On July 29, 2024, substantial updates to the Federal Trade Commission’s Health Breach Notification Rule (HBN Rule) took effect, which squarely address the constantly evolving landscape of connected devices and creative technologies deployed in the health-related sector by non-HIPAA regulated entities. The updates generally (a) expand the HBN Rule’s scope to expressly cover the developers and providers of more modern technologies like health-related apps and online services, and (b) add several requirements to the notification process triggered when a consumer’s health data has been breached.
What Do We Need to Know?
The HBN Rule regulates the collection, storage, and sharing of sensitive health information and applies to vendors of Personal Health Records (PHR), i.e., websites, online services, or apps whose offering “relates more than tangentially to health,” as well as PHR-related entities and third-party service providers. Personal Health Records are electronic records of personally identifiable health information with the “technical capacity” to pull information from one or more sources (e.g., connected devices, health-related apps, and online services). The HBN Rule expressly applies to the growing number of entities in the health-related space that are not regulated by HIPAA.
Adopted in 2009, the HBN Rule largely laid dormant until February 2023 when, for the first time, the FTC brought an enforcement action under it against GoodRx, a well-known digital health and pharmaceutical tracking platform, followed less than three months later by a second enforcement against Premom, an ovulation-tracking app. Both enforcement actions imposed civil penalties and centered upon the entities’ less-than-forthright sharing of personal health information with other companies for advertising purposes via the use of tracking pixels and Software Development Kits (SDKs).
Found at 16 CFR Part 318, the HBN Rule now includes updates that:
- Clarify that it applies to online services that provide health care services and supplies as well as to the developers of health apps and similar technologies.
- Expand the definition of “PHR identifiable health information” to include health information resulting from the consumer’s interaction with online services or apps that are facilitated by tracking technology, as well as health information “inferred from non-health related data points, such as location and recent purchases.”
- Specify that a PHR is an electronic record of identifiable health information that has the “technical capacity” to pull information from multiple sources, even if it actually pulls only from a single source.
- Specify that a defined “PHR-related entity” includes products and services offered through any online service, website, or mobile app.
- Expand the definitional scope of the term “breach of security” beyond the realm of a data security incident to expressly include an unauthorized acquisition of PHR health information resulting from an unauthorized disclosure, whether voluntary or not.
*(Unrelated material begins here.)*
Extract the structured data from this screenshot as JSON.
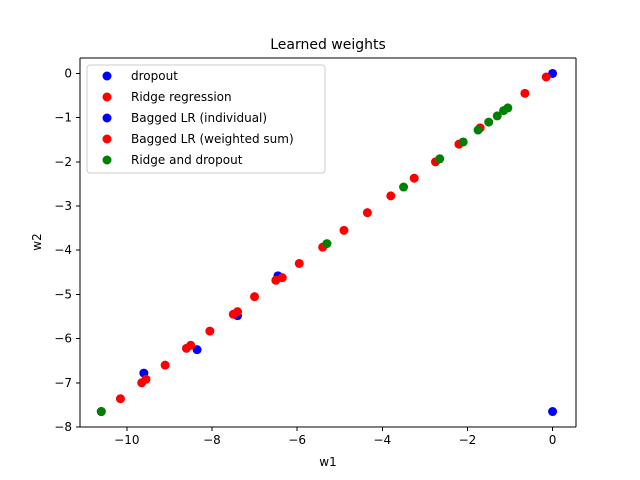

By way of provided examples, the updates specify that breaches may include an entity’s unauthorized selling or sharing of a consumer’s information to third parties or an app’s sharing of PHR health information for use in targeted advertising in a manner inconsistent with the entity’s representations.
- Provide new requirements for the breach of security notification process. These new requirements include timely identifying the actual third parties that acquired PHR identifiable health information, describing the types of unsecured PHR identifiable health information that was exposed in the event, detailing what is being done to protect those affected by the event, and clarifying that voluntary disclosures contrary to an entity’s representations constitute a breach of security.
What Do We Need to Do?
With these new amendments and its purposeful track record of recent enforcements, the FTC has made clear that the Health Breach Notification Rule will no longer be allowed to gather dust. Rather, the FTC intends to keep pace with the development and deployment of emerging and novel technologies, especially where the privacy of sensitive data could be at stake.
So, if you are an entity that handles or interacts with health information to any degree and you are not regulated by HIPAA, the new HBN Rule may very well apply to you. Now is the time to assess and evaluate your existing privacy and data security policies, practices, and relevant business relationships to ensure that the FTC’s freshly expanded toolkit of measures aimed at enforcing consumer rights in the sensitive and health data space does not ruin what’s left of your summer.